Проходят минуты, прежде чем Бек говорит снова.
— Что сложнее: быть вдали от твоей выбранной семьи или не иметь свободы заниматься своим искусством, когда захочешь? — ночной ветер играет с его волосами, непослушные волнистые волосы падают ему на глаза. Он давно не стригся. Свободной рукой я зачесываю их обратно, наслаждаясь ощущением шелковых прядей, скользящих между моими пальцами.
Я не хочу говорить о своем искусстве. Это слишком больно.
— Я скучаю по своей студии. Скучаю по тому, как дневное солнце отражается в установленном зеркале и наполняет пространство теплом, — закрывая глаза, я погружаюсь в воспоминания. — В студии пахло специями чая-масала, которые я хранила у стойки для гостей.

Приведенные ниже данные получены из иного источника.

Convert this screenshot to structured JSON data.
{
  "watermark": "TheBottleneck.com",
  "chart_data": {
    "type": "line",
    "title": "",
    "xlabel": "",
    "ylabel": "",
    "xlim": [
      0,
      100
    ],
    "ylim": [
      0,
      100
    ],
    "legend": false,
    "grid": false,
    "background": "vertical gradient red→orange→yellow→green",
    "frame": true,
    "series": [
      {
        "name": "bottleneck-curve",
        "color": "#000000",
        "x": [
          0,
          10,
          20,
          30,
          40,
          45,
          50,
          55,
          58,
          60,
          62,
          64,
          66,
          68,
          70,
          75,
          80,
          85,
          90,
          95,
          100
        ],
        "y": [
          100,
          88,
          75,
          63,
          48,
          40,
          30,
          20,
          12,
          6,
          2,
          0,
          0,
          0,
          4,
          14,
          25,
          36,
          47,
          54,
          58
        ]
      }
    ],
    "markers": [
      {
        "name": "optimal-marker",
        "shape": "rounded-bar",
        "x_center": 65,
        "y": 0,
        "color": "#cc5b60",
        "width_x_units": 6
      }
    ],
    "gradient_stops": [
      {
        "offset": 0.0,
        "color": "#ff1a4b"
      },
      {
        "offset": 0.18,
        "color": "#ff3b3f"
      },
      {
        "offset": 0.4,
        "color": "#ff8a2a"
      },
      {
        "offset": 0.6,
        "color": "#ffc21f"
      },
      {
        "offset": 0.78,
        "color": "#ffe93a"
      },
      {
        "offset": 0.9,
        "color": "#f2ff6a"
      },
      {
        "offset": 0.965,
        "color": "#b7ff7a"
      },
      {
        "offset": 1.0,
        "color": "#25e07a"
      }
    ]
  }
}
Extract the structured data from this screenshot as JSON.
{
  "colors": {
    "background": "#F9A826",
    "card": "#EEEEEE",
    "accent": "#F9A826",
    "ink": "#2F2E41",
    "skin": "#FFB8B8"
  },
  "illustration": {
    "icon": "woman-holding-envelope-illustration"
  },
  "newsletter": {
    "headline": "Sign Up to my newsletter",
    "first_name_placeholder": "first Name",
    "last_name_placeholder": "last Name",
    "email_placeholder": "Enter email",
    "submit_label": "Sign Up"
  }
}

Я скучаю по раскладному дивану в задней комнате, и по ощущению, что могла приступить к работе, не беспокоясь о том, что злоупотребляю гостеприимством или мешаю. Там у меня была выставка… — мои руки отпускают руки Бека и подрагивают. Я жестикулирую ими, пока говорю. Даже сейчас я так взволнована, когда описываю сделанные мной фотографии, и как я воспроизвела их в виде картин и скульптур.
— Звучит потрясающе. Хотел бы я, чтобы мы с Ташей смогли прийти. Я помню, как ты прислала нам открытку о шоу. Мне кажется, у нее есть одна в альбоме. Та, которую ты отправила мне, лежит у меня в столе дома, — Бек накладывает себе немного жареного риса и умудряется сделать так, чтобы он выглядел, как реклама самой совершенной в мире еды. Я рада, что не умудрилась опрокинуть суши или рис себе за шиворот.

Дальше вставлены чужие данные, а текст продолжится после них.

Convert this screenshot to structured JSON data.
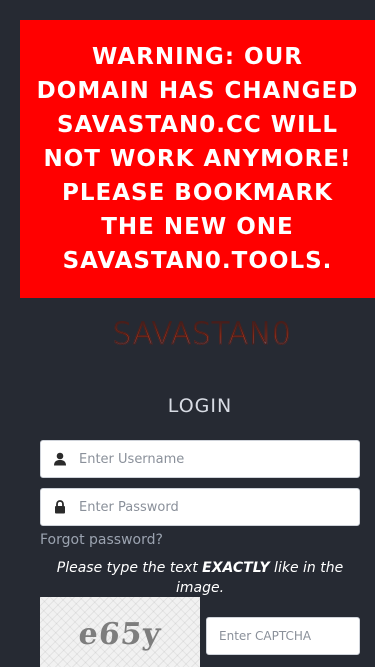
{
  "banner": {
    "warning": "WARNING: OUR DOMAIN HAS CHANGED SAVASTAN0.CC WILL NOT WORK ANYMORE! PLEASE BOOKMARK THE NEW ONE SAVASTAN0.TOOLS."
  },
  "brand": {
    "logo_text": "SAVASTAN0"
  },
  "login": {
    "title": "LOGIN",
    "username_placeholder": "Enter Username",
    "username_icon": "user-icon",
    "password_placeholder": "Enter Password",
    "password_icon": "lock-icon",
    "forgot_password": "Forgot password?",
    "captcha_prefix": "Please type the text ",
    "captcha_emphasis": "EXACTLY",
    "captcha_suffix": " like in the image.",
    "captcha_code": "e65y",
    "captcha_placeholder": "Enter CAPTCHA"
  },
  "colors": {
    "background": "#262a33",
    "warning_bg": "#ff0000",
    "warning_text": "#ffffff"
  }
}
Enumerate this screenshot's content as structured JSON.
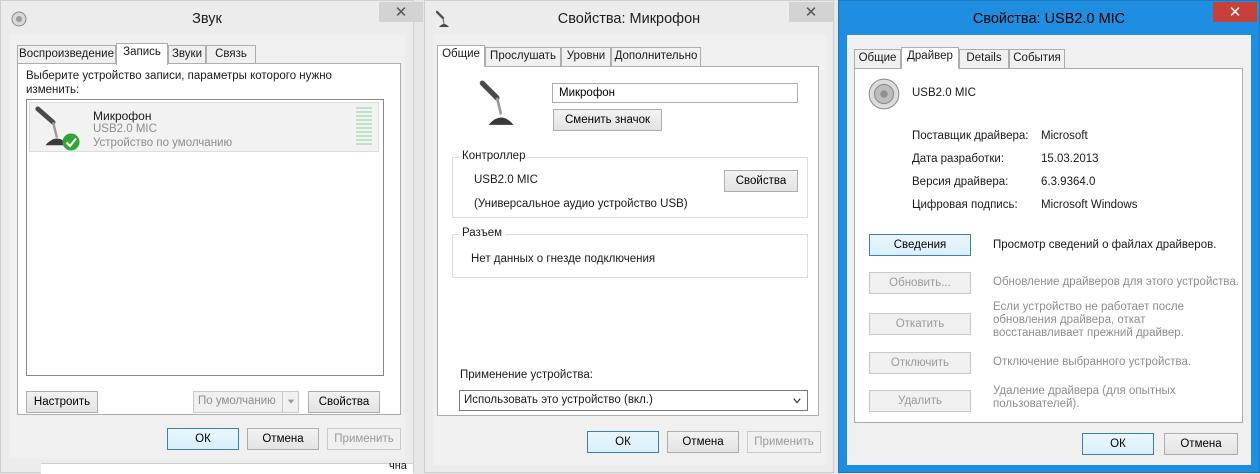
{
  "sound_window": {
    "title": "Звук",
    "close_label": "✕",
    "tabs": [
      "Воспроизведение",
      "Запись",
      "Звуки",
      "Связь"
    ],
    "active_tab": 1,
    "instruction": "Выберите устройство записи, параметры которого нужно изменить:",
    "device": {
      "name": "Микрофон",
      "model": "USB2.0 MIC",
      "status": "Устройство по умолчанию",
      "icon": "microphone-icon",
      "status_icon": "checkmark-icon"
    },
    "configure_label": "Настроить",
    "default_label": "По умолчанию",
    "properties_label": "Свойства",
    "ok_label": "ОК",
    "cancel_label": "Отмена",
    "apply_label": "Применить",
    "bottom_fragment": "чна"
  },
  "mic_window": {
    "title": "Свойства: Микрофон",
    "close_label": "✕",
    "tabs": [
      "Общие",
      "Прослушать",
      "Уровни",
      "Дополнительно"
    ],
    "active_tab": 0,
    "name_value": "Микрофон",
    "change_icon_label": "Сменить значок",
    "controller": {
      "label": "Контроллер",
      "name": "USB2.0 MIC",
      "properties_label": "Свойства",
      "description": "(Универсальное аудио устройство USB)"
    },
    "jack": {
      "label": "Разъем",
      "text": "Нет данных о гнезде подключения"
    },
    "usage_label": "Применение устройства:",
    "usage_value": "Использовать это устройство (вкл.)",
    "ok_label": "ОК",
    "cancel_label": "Отмена",
    "apply_label": "Применить"
  },
  "usb_window": {
    "title": "Свойства: USB2.0 MIC",
    "close_label": "✕",
    "tabs": [
      "Общие",
      "Драйвер",
      "Details",
      "События"
    ],
    "active_tab": 1,
    "device_name": "USB2.0 MIC",
    "info": [
      {
        "label": "Поставщик драйвера:",
        "value": "Microsoft"
      },
      {
        "label": "Дата разработки:",
        "value": "15.03.2013"
      },
      {
        "label": "Версия драйвера:",
        "value": "6.3.9364.0"
      },
      {
        "label": "Цифровая подпись:",
        "value": "Microsoft Windows"
      }
    ],
    "actions": [
      {
        "label": "Сведения",
        "desc": "Просмотр сведений о файлах драйверов.",
        "enabled": true
      },
      {
        "label": "Обновить...",
        "desc": "Обновление драйверов для этого устройства.",
        "enabled": false
      },
      {
        "label": "Откатить",
        "desc": "Если устройство не работает после обновления драйвера, откат восстанавливает прежний драйвер.",
        "enabled": false
      },
      {
        "label": "Отключить",
        "desc": "Отключение выбранного устройства.",
        "enabled": false
      },
      {
        "label": "Удалить",
        "desc": "Удаление драйвера (для опытных пользователей).",
        "enabled": false
      }
    ],
    "ok_label": "ОК",
    "cancel_label": "Отмена"
  },
  "colors": {
    "inactive_frame": "#ececec",
    "active_frame": "#1f8ee1",
    "active_close": "#c7413a",
    "selection": "#cce8ff",
    "checkmark": "#2fa637"
  }
}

— У меня еще осталось несколько непроданных картин. Я могу попытаться пристроить их в бутик в центре города, чтобы заработать немного денег. Может, тогда Джина перестанет напоминать мне, какая я неудачница, — наклейки с моим именем остались со мной и будут оставаться, пока я не смогу снова стать художницей. Если получится. — Даже если у меня не получится что-либо сделать с моим искусством, мне нравится создавать его. Мне нравится творить.
Его руки тянутся ко мне, обхватывают мои плечи и сжимают, пока это не становится почти неловко.
— Ты не неудачница, Лия. Ты сделала все, что смогла, но экономика тебя подвела. Пообещай мне, что ты не откажешься от своей художественной мечты, — требует он.
В лунном свете в его глазах отражается безумная решимость. Я смотрю на него, гадая, что творится у него в голове. Его губы приоткрыты, напоминая мне о том, как они чувствовались на моих. Мне было бы слишком легко повалить его на диван и возобновить вчерашний поцелуй. Все мое тело дрожит от этой мысли. — Тебе должно быть холодно. Вот, возьми его, — Бек снимает пиджак и накидывает его на меня. От него исходит запах. Его запах. Он усилился от нескольких часов ношения. Шелковая ткань шелестит вокруг шеи и рук, окутывая меня его запахом и теплом от тела.
Несколько лет назад я танцевала в его прихожей во время ночевки, одетая в оставленный им пиджак. Хотя в нем было не так тепло.